But by your logic, Law and Buggy SHOULD be rivals since they're both pirates after One Piece /:::Once again since you seemed to miss it the first time. No not every pirate is a rival to each other if they aren't pursuing the same goal or pursuing a victory over each other. For any pirate going after OP any pirate content on staying in GL is not a rival. So you can keep throwing around "every pirate is each other's rival" like it's a valid point trying to marginalize the definition of the word but you're the only one actually saying that. And it wouldn't really be every pirate either it'd be every pirate captain. So go ahead and continue trying to downplay it by being hyperbolic.

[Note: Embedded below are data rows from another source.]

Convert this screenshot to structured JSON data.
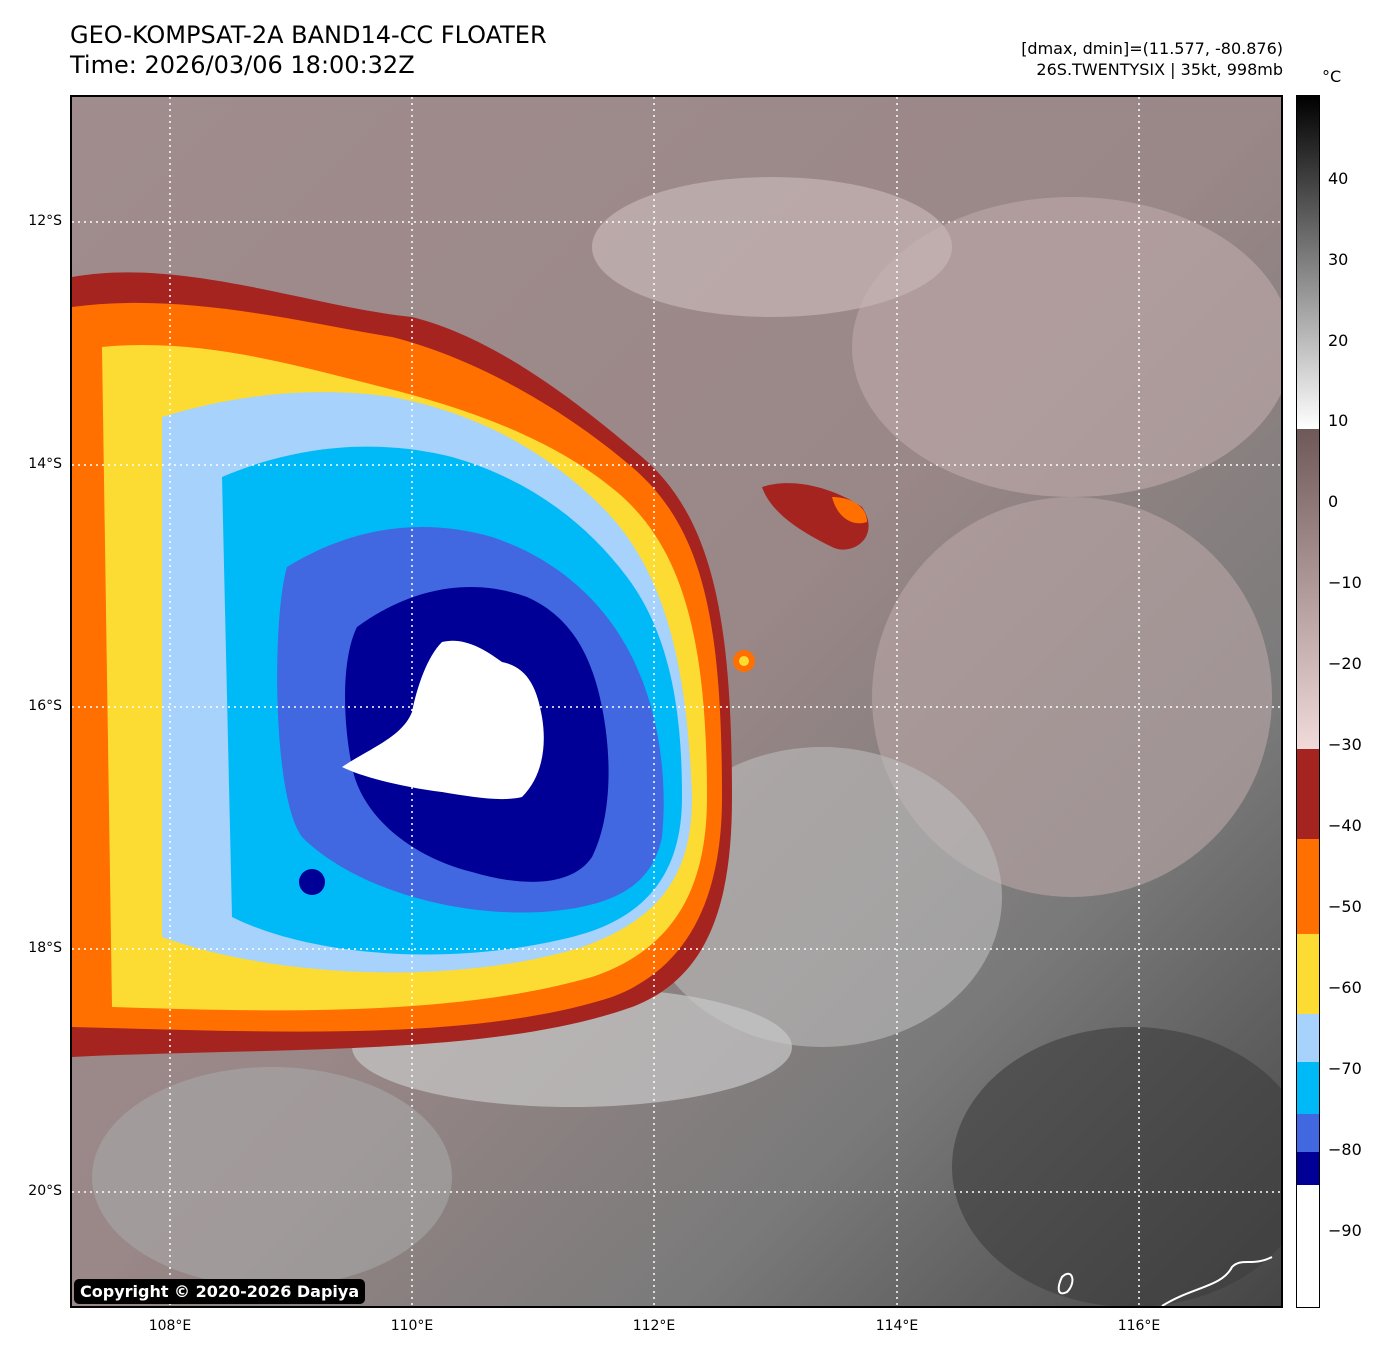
{
  "header": {
    "title_line1": "GEO-KOMPSAT-2A BAND14-CC FLOATER",
    "title_line2": "Time: 2026/03/06 18:00:32Z",
    "range_text": "[dmax, dmin]=(11.577, -80.876)",
    "storm_text": "26S.TWENTYSIX | 35kt, 998mb"
  },
  "map": {
    "lat_labels": [
      "12°S",
      "14°S",
      "16°S",
      "18°S",
      "20°S"
    ],
    "lon_labels": [
      "108°E",
      "110°E",
      "112°E",
      "114°E",
      "116°E"
    ],
    "copyright": "Copyright © 2020-2026 Dapiya"
  },
  "colorbar": {
    "unit": "°C",
    "ticks": [
      "40",
      "30",
      "20",
      "10",
      "0",
      "−10",
      "−20",
      "−30",
      "−40",
      "−50",
      "−60",
      "−70",
      "−80",
      "−90"
    ],
    "colors": {
      "warm_top": "#000000",
      "warm_bottom": "#ffffff",
      "brown_top": "#6e5858",
      "brown_bottom": "#f0dada",
      "dark_red": "#a52420",
      "orange": "#ff7000",
      "yellow": "#fcdc32",
      "light_blue": "#a6d2fc",
      "cyan": "#00baf8",
      "blue": "#4168e0",
      "navy": "#000096",
      "white": "#ffffff"
    }
  }
}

You also misread my post, I said Law is a rival to Luffy and so is Buggy but Law is a closer rival than Buggy is. Law is a rival in piracy searching for OP and Buggy is a personal rival searching for victory over Luffy. Both are Luffy's rivals. You can have friendly rivalries too so don't bother coming with that an ally can't be a rival. Since Buggy doesn't seem to really be after OP(seems content having his piece of the pie plus he's looking for that treasure Luffy gave him the bracelet to find) then he and Law aren't really rivals
I'd also like to point out by what definition is it narrow to include more people? You actually just called being more inclusive narrow minded. Bravo.
Funnily enough, you ignore one thing in your sports examples. Repetition. Consistency. By your definition, every professional sports team are actually rivals with each other because they're all competing to win the big finale of their season and have similar skill.
Yet, in those examples, that's not the case. In your examples, a rivalry is an exclusive relationship. The keyword being relationship. The teams you listed as rivals aren't rivals with each other simply for existing in tandem with each other while pursuing the same goal, but because they have an ACTUAL RELATIONSHIP of conflict that is more personal than the ones they have with any other given team or person.
Even in those one-sided rivalries, they are on the same level of ability. You need to retain a certain level of exclusive ability to remain, for example, on a football team. And while some teams are way better than the other, they're still in that same ballpark.
Moriah and Kaido don't have this relationship of conflict. Moriah might have a grudge against Kaido because of what he did, but we have never seen the relationship of conflict between being personal and consistent enough for it to be considered rivalry, and not just competition.
Your definition is narrowminded BECAUSE of how inclusive it is. Your outlook on what a rivalry is is so vague and simple, that it applies to an entire population of people. The more simple and dumbed down the definition of something is, aka the more simply and narrowly you look at it, the more people will fit that definition. Your definition of a rival is simply too vague and too broad for the word to have any meaning.